I knew when the nurse-- luckily our pediatrician's normal nurse who is our favorite and just happened to be working after-hours-- smiled sadly at us and asked us to come back to the exam room to talk about the x-rays that it was broken.
It's a tiny buckle break in her tiny little ulna that the doctor almost missed because he wasn't looking closely there because it wasn't where she told him it hurt the most. He enlarged the picture to double check it, though, and saw the ossification. Then he re-examined her arm and realized that she was sitting quietly and not protesting when he touched areas that hurt. He initially mistook her total bad-assery for no pain.
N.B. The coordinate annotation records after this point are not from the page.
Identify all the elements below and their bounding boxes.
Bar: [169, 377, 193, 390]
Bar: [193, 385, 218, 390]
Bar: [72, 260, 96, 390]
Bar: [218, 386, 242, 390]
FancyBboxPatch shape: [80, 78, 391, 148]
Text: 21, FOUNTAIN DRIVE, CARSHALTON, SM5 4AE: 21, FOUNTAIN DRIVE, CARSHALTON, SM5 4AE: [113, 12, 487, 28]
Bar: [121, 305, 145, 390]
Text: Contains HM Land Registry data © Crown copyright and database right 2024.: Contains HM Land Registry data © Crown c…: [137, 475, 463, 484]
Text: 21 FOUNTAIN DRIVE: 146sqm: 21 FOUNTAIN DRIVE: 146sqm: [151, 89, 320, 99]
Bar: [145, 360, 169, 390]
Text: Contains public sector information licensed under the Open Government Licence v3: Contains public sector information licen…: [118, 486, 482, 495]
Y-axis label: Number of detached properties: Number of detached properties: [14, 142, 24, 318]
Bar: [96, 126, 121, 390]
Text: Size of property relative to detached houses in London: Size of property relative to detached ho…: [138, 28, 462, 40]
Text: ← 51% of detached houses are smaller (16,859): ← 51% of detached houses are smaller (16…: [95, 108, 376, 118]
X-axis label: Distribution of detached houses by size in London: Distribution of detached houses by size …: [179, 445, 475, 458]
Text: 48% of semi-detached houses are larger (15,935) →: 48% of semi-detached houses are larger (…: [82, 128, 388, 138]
Turn out she's one tough little toddler.
Speaking of toddlers, normal people with a buckle break would not need a cast, but 3 year-olds are not normal people. We see the pediatric orthopedist tomorrow, but the nurse I talked to today thinks that yes, Dorothy will probably get a cast. I don't even want to think about all of the work this entails in terms of winter wardrobe and activity limitations, but we did sort out the next session of gymnastics, and I have a call in to her dance teacher because PRIORITIES, people.
If you want to hear about something other than our ongoing health dramz, I also wrote about our damn elf over here.
buckle fracture FTW! my then 3 yo daughter fell off her bed last summer and we didnt know she had TWO BUCKLE FRACTURES in her arm for a week- till it hurt when i yanked her jammies off. get thee a water proof cast cover now from amazon and dont worry too much. only needed 4 weeks in a cast.